Sphingolipids’ pathway dysregulation is becoming indicated in prodromal PD. The GBA gene mutations are listed as an intermediate-strength genetic factor for prodromal PD, where the total PD risk in mutation carriers at age 65 is 9 times higher (18% in PD versus 2% in age-matched controls)
[59]. Interestingly, serum levels of the sphingolipids are also indicated in RBD cases, which are considered a sign of prodromal PD. A meta-analysis of 1280 RBD patients with an average follow-up of 4.6 years reports that 14.56% of RBD patients develop PD
[60]. Though the GlcCer is not changed, a significant reduction in the level of lactosylceramide, Gb3, Gb4, GM2, GM3, GM1a and GD1a is reported compared to healthy and PD controls
[57].
Altogether, data on using sphingolipid metabolism as a diagnostic tool are promising but limited, and future studies with large patient populations and stratified controls could help confirm the specificity of different parts of the sphingolipid catabolism pathway and their respective diagnostic value for iPD.
4. Would Integrating Biomarkers Make iPD Diagnosis Possible?

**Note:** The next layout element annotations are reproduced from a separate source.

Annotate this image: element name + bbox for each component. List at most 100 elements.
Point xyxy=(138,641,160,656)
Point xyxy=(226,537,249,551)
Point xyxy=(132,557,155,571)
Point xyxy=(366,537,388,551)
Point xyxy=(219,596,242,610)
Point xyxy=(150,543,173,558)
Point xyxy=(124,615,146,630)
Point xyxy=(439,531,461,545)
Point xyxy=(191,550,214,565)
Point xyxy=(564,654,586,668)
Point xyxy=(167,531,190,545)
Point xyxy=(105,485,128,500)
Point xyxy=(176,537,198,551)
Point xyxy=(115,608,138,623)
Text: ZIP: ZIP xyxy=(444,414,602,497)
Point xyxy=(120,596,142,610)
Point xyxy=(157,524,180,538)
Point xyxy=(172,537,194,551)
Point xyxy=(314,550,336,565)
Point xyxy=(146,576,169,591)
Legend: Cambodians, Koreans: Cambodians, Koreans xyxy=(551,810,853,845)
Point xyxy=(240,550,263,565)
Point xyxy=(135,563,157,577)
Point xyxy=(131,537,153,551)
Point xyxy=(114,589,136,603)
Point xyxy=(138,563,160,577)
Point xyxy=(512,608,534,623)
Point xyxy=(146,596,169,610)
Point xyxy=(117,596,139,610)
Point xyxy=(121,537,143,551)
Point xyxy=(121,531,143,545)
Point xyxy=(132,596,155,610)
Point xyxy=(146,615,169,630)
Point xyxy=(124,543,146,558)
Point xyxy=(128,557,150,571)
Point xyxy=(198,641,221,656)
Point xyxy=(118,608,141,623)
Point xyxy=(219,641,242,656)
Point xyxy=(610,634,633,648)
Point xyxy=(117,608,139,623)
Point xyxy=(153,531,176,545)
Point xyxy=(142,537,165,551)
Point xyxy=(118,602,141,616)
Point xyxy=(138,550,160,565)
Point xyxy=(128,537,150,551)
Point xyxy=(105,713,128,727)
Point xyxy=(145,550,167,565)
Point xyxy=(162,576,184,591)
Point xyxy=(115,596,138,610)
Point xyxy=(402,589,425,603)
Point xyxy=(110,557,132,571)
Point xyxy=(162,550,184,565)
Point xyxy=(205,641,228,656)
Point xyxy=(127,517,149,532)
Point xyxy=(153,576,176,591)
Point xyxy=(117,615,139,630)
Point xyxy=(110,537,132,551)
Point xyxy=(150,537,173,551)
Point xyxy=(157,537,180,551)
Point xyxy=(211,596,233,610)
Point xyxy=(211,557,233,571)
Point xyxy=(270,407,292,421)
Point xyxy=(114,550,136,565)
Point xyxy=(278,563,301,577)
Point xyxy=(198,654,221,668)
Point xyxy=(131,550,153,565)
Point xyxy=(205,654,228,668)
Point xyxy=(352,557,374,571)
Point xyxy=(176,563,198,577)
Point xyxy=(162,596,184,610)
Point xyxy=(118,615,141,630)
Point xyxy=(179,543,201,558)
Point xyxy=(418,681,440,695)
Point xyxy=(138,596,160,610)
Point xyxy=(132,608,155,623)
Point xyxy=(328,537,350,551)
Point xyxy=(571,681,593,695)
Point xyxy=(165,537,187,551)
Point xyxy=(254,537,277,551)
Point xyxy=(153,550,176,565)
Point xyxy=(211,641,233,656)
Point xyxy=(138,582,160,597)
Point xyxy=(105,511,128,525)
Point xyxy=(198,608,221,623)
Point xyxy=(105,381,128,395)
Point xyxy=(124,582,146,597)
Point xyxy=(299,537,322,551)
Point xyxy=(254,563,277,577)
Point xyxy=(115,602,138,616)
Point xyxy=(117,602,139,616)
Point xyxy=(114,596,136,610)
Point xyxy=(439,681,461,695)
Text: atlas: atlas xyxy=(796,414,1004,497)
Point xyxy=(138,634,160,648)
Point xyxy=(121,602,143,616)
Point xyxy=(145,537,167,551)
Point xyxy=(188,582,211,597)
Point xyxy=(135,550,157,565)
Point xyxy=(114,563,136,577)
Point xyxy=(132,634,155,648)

Integrating metabolites representing iPD pathophysiology with lower specificity and sensitivity could enhance the accuracy of iPD differentiation from other parkinsonism. There is no published evidence using this approach, yet preliminary data on biomarker integration support enhanced diagnostic accuracy. For instance, a combination of β-glucocerebrosidase, cathepsin D and β-hexosaminidase improves diagnostic accuracy—from an area under the curve value of 0.72; with a sensitivity of 0.67; and specificity of 0.77 for only GCase activity, to an area under the curve value of 0.77; sensitivity, 0.71; and specificity, 0.85 for the combination in differentiating PD from healthy controls
[29]. This improved diagnostic accuracy could be further increased by incorporating other markers that have similar behavior in differentiating PD from controls such as other lysosomal enzymes (GCase, acid sphingomyelinase; aSMase, acid-alpha galactosidase; GLA, acid alpha-glucosidase; GAA, galactocerebrosidase; GALC) and their relative activities, with and without association with each other
[56].
Integrated biomarker set accuracy can also be further improved by incorporating markers from other generalist and specific pathways that represent the same trend of changes in CSF and/or serum as those seen in the PD brain such as 3-hydroxykynurenine
[61][62], apolipoprotein D
[63][64] and potentially neurofilament light chain
[65]. With the same hypothesis, the diagnostic accuracy of multiple biochemical markers could be increased by combining them with imaging data. The data measured through different assays and research conditions could be combined by converting them to the percentage of changes. Expressing metabolic changes as a percentage of changes would also allow different types of assays to be compared to each other. Finally, an iPD specific biomarker signature could be used for both differential diagnosis of iPD between its subtypes, and inform prognosis, considering the different weightings of each marker.